Low-carb diets increase risk of early death‚ cardiologists told
Low-carbohydrate diets are linked to early death in a study presented on Tuesday at a major heart conference.
Professor Maciej Banach‚ of the Medical University of Lodz in Poland‚ told delegates at the European Society of Cardiology conference: “We found that people who consumed a low carbohydrate diet were at greater risk of premature death.
“Risks were also increased for individual causes of death including coronary heart disease‚ stroke and cancer. These diets should be avoided.”
Scientists including South Africa’s Tim Noakes have become increasingly vocal about the health benefits of low-carb high-fat diets in combating obesity and linked chronic conditions such as cardiovascular disease‚ hypertension‚ type 2 diabetes and cancer.

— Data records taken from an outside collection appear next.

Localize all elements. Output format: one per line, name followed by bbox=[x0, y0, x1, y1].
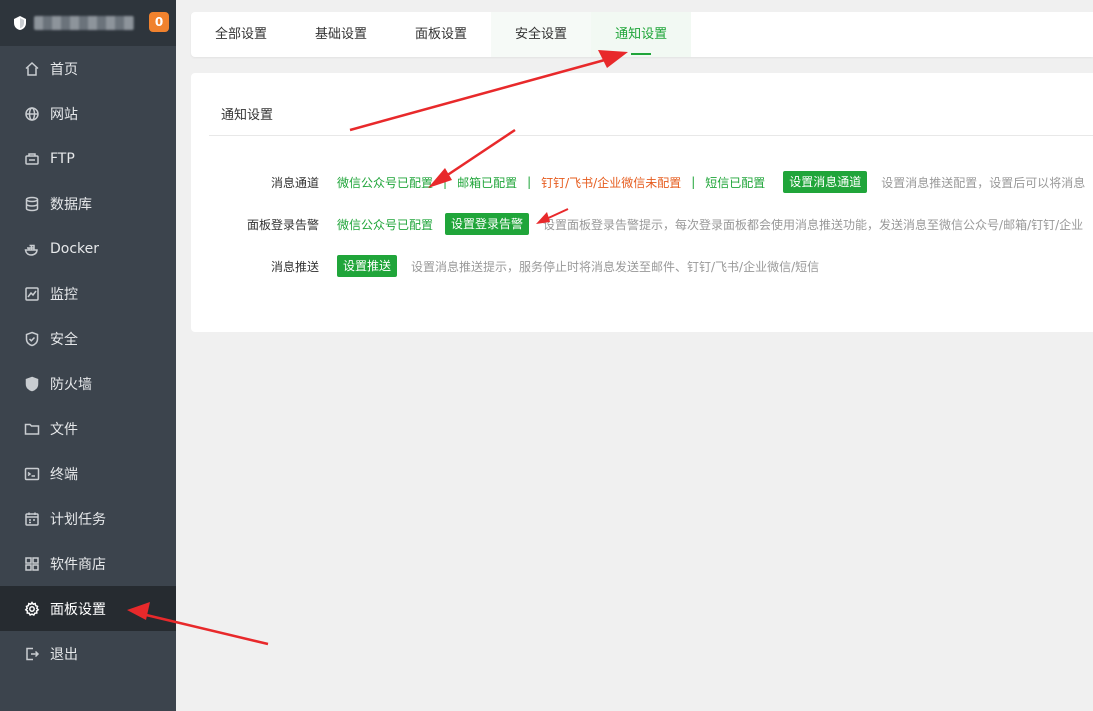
separator: | bbox=[443, 175, 448, 189]
blurred-server-name bbox=[34, 16, 134, 30]
login-alert-row: 面板登录告警 微信公众号已配置 设置登录告警 设置面板登录告警提示，每次登录面板… bbox=[191, 213, 1083, 235]
notification-settings-panel: 通知设置 消息通道 微信公众号已配置 | 邮箱已配置 | 钉钉/飞书/企业微信未… bbox=[191, 73, 1093, 332]
sidebar-item-firewall[interactable]: 防火墙 bbox=[0, 361, 176, 406]
set-login-alert-button[interactable]: 设置登录告警 bbox=[445, 213, 530, 235]
sidebar-item-label: 数据库 bbox=[50, 196, 92, 213]
apps-icon bbox=[23, 555, 40, 572]
sidebar-item-label: 安全 bbox=[50, 331, 78, 348]
tab-panel-settings[interactable]: 面板设置 bbox=[391, 12, 491, 57]
tab-basic-settings[interactable]: 基础设置 bbox=[291, 12, 391, 57]
sidebar-item-label: FTP bbox=[50, 150, 75, 167]
panel-title: 通知设置 bbox=[221, 108, 274, 123]
panel-divider bbox=[209, 135, 1093, 136]
brand-bar: 0 bbox=[0, 0, 176, 46]
notification-badge[interactable]: 0 bbox=[149, 12, 169, 32]
sidebar-item-label: Docker bbox=[50, 240, 100, 257]
logo-icon bbox=[14, 16, 26, 30]
dingtalk-status[interactable]: 钉钉/飞书/企业微信未配置 bbox=[541, 174, 681, 191]
sidebar-item-ftp[interactable]: FTP bbox=[0, 136, 176, 181]
sidebar-item-monitor[interactable]: 监控 bbox=[0, 271, 176, 316]
tab-notification-settings[interactable]: 通知设置 bbox=[591, 12, 692, 57]
sidebar-item-label: 防火墙 bbox=[50, 376, 92, 393]
wechat-status[interactable]: 微信公众号已配置 bbox=[337, 174, 433, 191]
set-message-channel-button[interactable]: 设置消息通道 bbox=[783, 171, 868, 193]
sidebar-item-website[interactable]: 网站 bbox=[0, 91, 176, 136]
sidebar-item-label: 软件商店 bbox=[50, 556, 106, 573]
login-alert-wechat-status[interactable]: 微信公众号已配置 bbox=[337, 216, 433, 233]
sidebar-item-docker[interactable]: Docker bbox=[0, 226, 176, 271]
sidebar-item-label: 终端 bbox=[50, 466, 78, 483]
message-push-row: 消息推送 设置推送 设置消息推送提示，服务停止时将消息发送至邮件、钉钉/飞书/企… bbox=[191, 255, 819, 277]
sidebar-item-files[interactable]: 文件 bbox=[0, 406, 176, 451]
login-alert-hint: 设置面板登录告警提示，每次登录面板都会使用消息推送功能，发送消息至微信公众号/邮… bbox=[543, 217, 1084, 232]
sidebar-item-label: 首页 bbox=[50, 61, 78, 78]
message-channel-row: 消息通道 微信公众号已配置 | 邮箱已配置 | 钉钉/飞书/企业微信未配置 | … bbox=[191, 171, 1085, 193]
message-channel-label: 消息通道 bbox=[270, 175, 319, 190]
separator: | bbox=[691, 175, 696, 189]
sidebar-item-label: 退出 bbox=[50, 646, 78, 663]
sidebar-item-label: 面板设置 bbox=[50, 601, 106, 618]
sidebar-item-security[interactable]: 安全 bbox=[0, 316, 176, 361]
login-alert-label: 面板登录告警 bbox=[246, 217, 319, 232]
sidebar-item-terminal[interactable]: 终端 bbox=[0, 451, 176, 496]
tab-security-settings[interactable]: 安全设置 bbox=[491, 12, 592, 57]
set-push-button[interactable]: 设置推送 bbox=[337, 255, 398, 277]
logout-icon bbox=[23, 645, 40, 662]
terminal-icon bbox=[23, 465, 40, 482]
home-icon bbox=[23, 60, 40, 77]
globe-icon bbox=[23, 105, 40, 122]
message-channel-hint: 设置消息推送配置，设置后可以将消息 bbox=[881, 175, 1086, 190]
docker-icon bbox=[23, 240, 40, 257]
gear-icon bbox=[23, 600, 40, 617]
shield-icon bbox=[23, 330, 40, 347]
monitor-icon bbox=[23, 285, 40, 302]
sidebar-item-logout[interactable]: 退出 bbox=[0, 631, 176, 676]
sidebar-item-home[interactable]: 首页 bbox=[0, 46, 176, 91]
ftp-icon bbox=[23, 150, 40, 167]
sidebar-item-label: 监控 bbox=[50, 286, 78, 303]
firewall-icon bbox=[23, 375, 40, 392]
message-push-label: 消息推送 bbox=[270, 259, 319, 274]
calendar-icon bbox=[23, 510, 40, 527]
mail-status[interactable]: 邮箱已配置 bbox=[457, 174, 517, 191]
sidebar-item-cron[interactable]: 计划任务 bbox=[0, 496, 176, 541]
settings-tabs: 全部设置 基础设置 面板设置 安全设置 通知设置 bbox=[191, 12, 1093, 57]
sidebar-item-label: 文件 bbox=[50, 421, 78, 438]
database-icon bbox=[23, 195, 40, 212]
sidebar-item-database[interactable]: 数据库 bbox=[0, 181, 176, 226]
message-push-hint: 设置消息推送提示，服务停止时将消息发送至邮件、钉钉/飞书/企业微信/短信 bbox=[411, 259, 820, 274]
sidebar-nav: 首页 网站 FTP 数据库 Docker 监控 安全 防火墙 文件 终端 计划任… bbox=[0, 46, 176, 676]
sidebar-item-store[interactable]: 软件商店 bbox=[0, 541, 176, 586]
sidebar-item-label: 网站 bbox=[50, 106, 78, 123]
sidebar-item-panel-settings[interactable]: 面板设置 bbox=[0, 586, 176, 631]
separator: | bbox=[527, 175, 532, 189]
tab-all-settings[interactable]: 全部设置 bbox=[191, 12, 291, 57]
sidebar-item-label: 计划任务 bbox=[50, 511, 106, 528]
folder-icon bbox=[23, 420, 40, 437]
sms-status[interactable]: 短信已配置 bbox=[705, 174, 765, 191]
sidebar: 0 首页 网站 FTP 数据库 Docker 监控 安全 防火墙 文件 终端 计… bbox=[0, 0, 176, 711]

But the long-term safety of these diets is controversial‚ with previous studies reporting conflicting results of their influence on the risk of cardiovascular disease‚ cancer and death.

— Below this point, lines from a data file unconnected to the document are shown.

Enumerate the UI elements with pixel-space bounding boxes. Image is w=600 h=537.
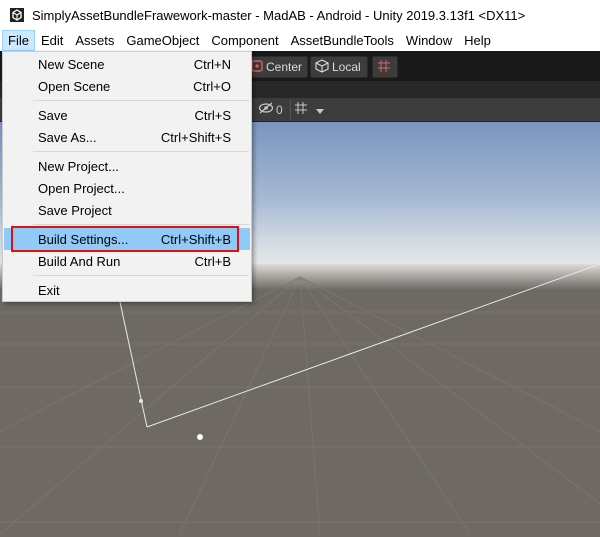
- file-menu-dropdown: New Scene Ctrl+N Open Scene Ctrl+O Save …: [2, 51, 252, 302]
- menu-item-label: Exit: [38, 282, 60, 298]
- light-gizmo: [197, 434, 203, 440]
- menu-item-save-project[interactable]: Save Project: [4, 199, 250, 221]
- menu-separator: [33, 224, 249, 225]
- menu-item-label: Save: [38, 107, 68, 123]
- grid-snap-icon: [377, 59, 394, 76]
- menu-item-open-project[interactable]: Open Project...: [4, 177, 250, 199]
- rotation-local-button[interactable]: Local: [310, 56, 368, 78]
- window-titlebar: SimplyAssetBundleFrawework-master - MadA…: [0, 0, 600, 30]
- menu-item-label: Build And Run: [38, 253, 121, 269]
- menu-item-shortcut: Ctrl+S: [194, 107, 231, 123]
- menu-item-save-as[interactable]: Save As... Ctrl+Shift+S: [4, 126, 250, 148]
- menu-component[interactable]: Component: [205, 30, 284, 51]
- grid-snap-button[interactable]: [372, 56, 398, 78]
- menu-item-label: Save Project: [38, 202, 112, 218]
- pivot-label: Center: [266, 60, 303, 74]
- menu-item-shortcut: Ctrl+Shift+B: [160, 231, 231, 247]
- menu-separator: [33, 275, 249, 276]
- menu-item-label: New Project...: [38, 158, 119, 174]
- menu-item-label: Build Settings...: [38, 231, 129, 247]
- pivot-icon: [251, 59, 266, 75]
- menu-assets[interactable]: Assets: [69, 30, 120, 51]
- pivot-center-button[interactable]: Center: [246, 56, 308, 78]
- scene-grid-toggle[interactable]: [294, 100, 308, 119]
- menu-item-shortcut: Ctrl+Shift+S: [160, 129, 231, 145]
- menu-assetbundletools[interactable]: AssetBundleTools: [285, 30, 400, 51]
- chevron-down-icon: [316, 103, 324, 117]
- menu-item-shortcut: Ctrl+O: [193, 78, 231, 94]
- unity-logo-icon: [10, 8, 24, 22]
- menu-separator: [33, 151, 249, 152]
- menu-item-label: Save As...: [38, 129, 97, 145]
- menu-window[interactable]: Window: [400, 30, 458, 51]
- scene-visibility-toggle[interactable]: 0: [258, 100, 283, 119]
- menu-item-shortcut: Ctrl+N: [193, 56, 231, 72]
- menu-item-label: Open Project...: [38, 180, 125, 196]
- menu-item-new-project[interactable]: New Project...: [4, 155, 250, 177]
- menu-help[interactable]: Help: [458, 30, 497, 51]
- menu-item-label: Open Scene: [38, 78, 111, 94]
- menu-item-build-settings[interactable]: Build Settings... Ctrl+Shift+B: [4, 228, 250, 250]
- rotation-label: Local: [332, 60, 361, 74]
- grid-icon: [294, 101, 308, 118]
- menu-edit[interactable]: Edit: [35, 30, 69, 51]
- menu-item-exit[interactable]: Exit: [4, 279, 250, 301]
- scene-toolbar-divider: [290, 100, 291, 119]
- menu-item-build-and-run[interactable]: Build And Run Ctrl+B: [4, 250, 250, 272]
- window-title: SimplyAssetBundleFrawework-master - MadA…: [32, 7, 526, 23]
- menu-item-new-scene[interactable]: New Scene Ctrl+N: [4, 53, 250, 75]
- menu-item-open-scene[interactable]: Open Scene Ctrl+O: [4, 75, 250, 97]
- menu-gameobject[interactable]: GameObject: [120, 30, 205, 51]
- grid-dropdown-arrow[interactable]: [312, 100, 328, 119]
- menu-item-label: New Scene: [38, 56, 105, 72]
- hidden-count: 0: [276, 102, 283, 117]
- eye-hidden-icon: [258, 102, 274, 117]
- menu-bar: File Edit Assets GameObject Component As…: [0, 30, 600, 51]
- menu-item-save[interactable]: Save Ctrl+S: [4, 104, 250, 126]
- menu-separator: [33, 100, 249, 101]
- menu-item-shortcut: Ctrl+B: [194, 253, 231, 269]
- ground-plane: [0, 290, 600, 534]
- menu-file[interactable]: File: [2, 30, 35, 51]
- cube-icon: [315, 58, 332, 76]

Banach’s study looked at the relationship between low-carb diets‚ deaths from all causes‚ and deaths from coronary heart disease‚ cerebrovascular disease (including stroke) and cancer in 24‚825 people who took part in the US National Health and Nutrition Examination Survey between 1999 and 2010.
Compared to participants with the highest carbohydrate consumption‚ those with the lowest intake had a 32% higher risk of all-cause death over an average 6.4-year follow-up.
Risks of death from coronary heart disease‚ cerebrovascular disease and cancer increased by 51%‚ 50%‚ and 35%‚ respectively.
Banach told cardiologists in Munich‚ Germany: “Low-carbohydrate diets might be useful in the short term to lose weight‚ lower blood pressure and improve blood glucose control‚ but our study suggests that in the long-term they are linked with an increased risk of death from any cause‚ and deaths due to cardiovascular disease‚ cerebrovascular disease and cancer.”
The researchers also examined the link between all-cause death and low-carb diets for obese and non-obese participants in two age groups (over and under 55) and found the link was strongest in the non-obese older participants.
Speculating on the mechanisms underlying the link between low-carb diets and death‚ Banach said animal protein — specifically red and processed meat — had already been linked with an increased risk of cancer.
“The reduced intake of fibre and fruits and increased intake of animal protein‚ cholesterol and saturated fat with these diets may play a role. Differences in minerals‚ vitamins and phytochemicals might also be involved‚” he said.
“The findings suggest that low carbohydrate diets are unsafe and should not be recommended.”